Yes, thank you. Yes, we certainly have plans as you indicate this is low-hanging fruit for us. This is an additional benefit that Plinabulin offers in the chemotherapy setting. So with chemotherapy as we know a common side effect is neutropenia. And that's where the Plinabulin indication in CIN comes in. But equally important as you know, a common side effect with chemotherapy is myelosuppression that often leads to anemia, so not only neutropenia but also anemia. The anemia then typically in chemotherapy patients is addressed by blood transfusion. And most cancer patients they have numerous and chronic blood transfusions over time. With blood transfusions patients get iron overload because then the block in the patient degrades and the iron becomes freely available. Iron that sits in tissue then creates iron overload and tissue damage. So Plinabulin has a very broad benefit in patients receiving chemotherapy. We -- the emphasis currently is on neutropenia prevention. But then, we have all these additional benefits, so with chemotherapy and anemia and the iron overload Plinabulin then also will have that major benefit. This is very relevant. This is a very relevant finding with Plinabulin because we see increasingly that the trend is that cancer patients live longer. Now cancer patients also -- in cancer patients, we also combine chemotherapy with immunotherapy. Therefore paces increasingly live longer. The trend now become for cancer patients to live longer. If then the patient had suffered had been exposed to iron overload due to blood transfusions that will impact the quality of life over time. So with cancer patients increasingly living longer, our attention will switch to how then can they live longer at a high quality of life with the lowest morbidity over time. Iron overload reduces morbidity over time and we see here a benefit that Plinabulin also will address that. And therefore it's a very big advantage looking forward.

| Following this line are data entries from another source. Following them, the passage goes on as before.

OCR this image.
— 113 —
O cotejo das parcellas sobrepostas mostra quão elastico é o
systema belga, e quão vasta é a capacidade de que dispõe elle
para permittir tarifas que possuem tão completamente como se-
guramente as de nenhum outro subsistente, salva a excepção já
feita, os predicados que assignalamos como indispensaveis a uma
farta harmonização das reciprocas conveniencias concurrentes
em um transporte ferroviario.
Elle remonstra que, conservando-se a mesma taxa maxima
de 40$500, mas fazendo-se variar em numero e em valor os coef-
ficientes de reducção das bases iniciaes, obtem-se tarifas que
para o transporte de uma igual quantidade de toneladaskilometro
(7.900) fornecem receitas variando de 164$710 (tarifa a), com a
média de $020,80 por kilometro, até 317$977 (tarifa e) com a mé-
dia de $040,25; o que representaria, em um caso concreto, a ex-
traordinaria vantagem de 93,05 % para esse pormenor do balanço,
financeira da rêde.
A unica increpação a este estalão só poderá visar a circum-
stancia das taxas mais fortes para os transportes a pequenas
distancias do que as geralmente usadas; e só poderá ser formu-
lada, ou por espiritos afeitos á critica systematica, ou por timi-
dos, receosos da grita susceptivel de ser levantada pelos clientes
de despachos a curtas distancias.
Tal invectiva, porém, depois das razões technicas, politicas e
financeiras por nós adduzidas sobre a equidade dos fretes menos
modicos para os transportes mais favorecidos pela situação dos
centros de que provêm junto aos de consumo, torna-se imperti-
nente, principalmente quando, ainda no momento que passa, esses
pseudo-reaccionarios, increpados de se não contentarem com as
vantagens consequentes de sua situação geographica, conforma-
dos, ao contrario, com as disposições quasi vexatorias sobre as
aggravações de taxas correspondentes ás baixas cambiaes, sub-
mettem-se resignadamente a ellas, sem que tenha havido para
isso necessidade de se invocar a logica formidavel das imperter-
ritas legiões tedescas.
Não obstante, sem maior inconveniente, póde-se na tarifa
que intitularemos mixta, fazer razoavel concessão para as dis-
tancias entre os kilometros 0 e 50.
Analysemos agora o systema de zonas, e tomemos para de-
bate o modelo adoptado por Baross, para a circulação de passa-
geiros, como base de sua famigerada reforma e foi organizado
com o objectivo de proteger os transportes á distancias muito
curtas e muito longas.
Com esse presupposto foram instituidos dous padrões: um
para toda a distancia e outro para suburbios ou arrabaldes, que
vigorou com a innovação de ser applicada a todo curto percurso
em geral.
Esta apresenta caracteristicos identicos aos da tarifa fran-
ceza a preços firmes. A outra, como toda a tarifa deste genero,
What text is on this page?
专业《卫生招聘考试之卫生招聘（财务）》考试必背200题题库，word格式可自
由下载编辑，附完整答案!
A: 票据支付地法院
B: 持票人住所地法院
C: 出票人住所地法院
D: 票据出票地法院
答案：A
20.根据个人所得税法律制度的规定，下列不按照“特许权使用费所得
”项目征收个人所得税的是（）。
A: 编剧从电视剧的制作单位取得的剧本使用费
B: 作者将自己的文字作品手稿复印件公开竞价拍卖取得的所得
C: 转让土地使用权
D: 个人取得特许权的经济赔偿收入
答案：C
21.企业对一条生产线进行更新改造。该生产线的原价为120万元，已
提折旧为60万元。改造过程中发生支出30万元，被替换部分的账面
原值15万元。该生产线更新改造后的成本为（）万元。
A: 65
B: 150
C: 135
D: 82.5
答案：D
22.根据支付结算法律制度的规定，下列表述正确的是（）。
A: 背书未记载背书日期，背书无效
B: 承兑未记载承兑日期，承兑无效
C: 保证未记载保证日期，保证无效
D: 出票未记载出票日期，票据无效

Excellent. Thank you for the comprehensive reply. Appreciate that and congratulations on all the progress.

Thank you very much Chris. Thank you for your support and your brilliant question.

This concludes the question-and-answer session. I would like to turn the conference back over to Dr. Huang for any closing remarks.

Thank you so much for all your brilliant and insightful questions. And also thank you for all the listeners to our call and I hope everyone has a nice day and a nice week forward. Thank you.

This concludes today's conference call. You may disconnect your lines. Thank you for participating and have a pleasant day.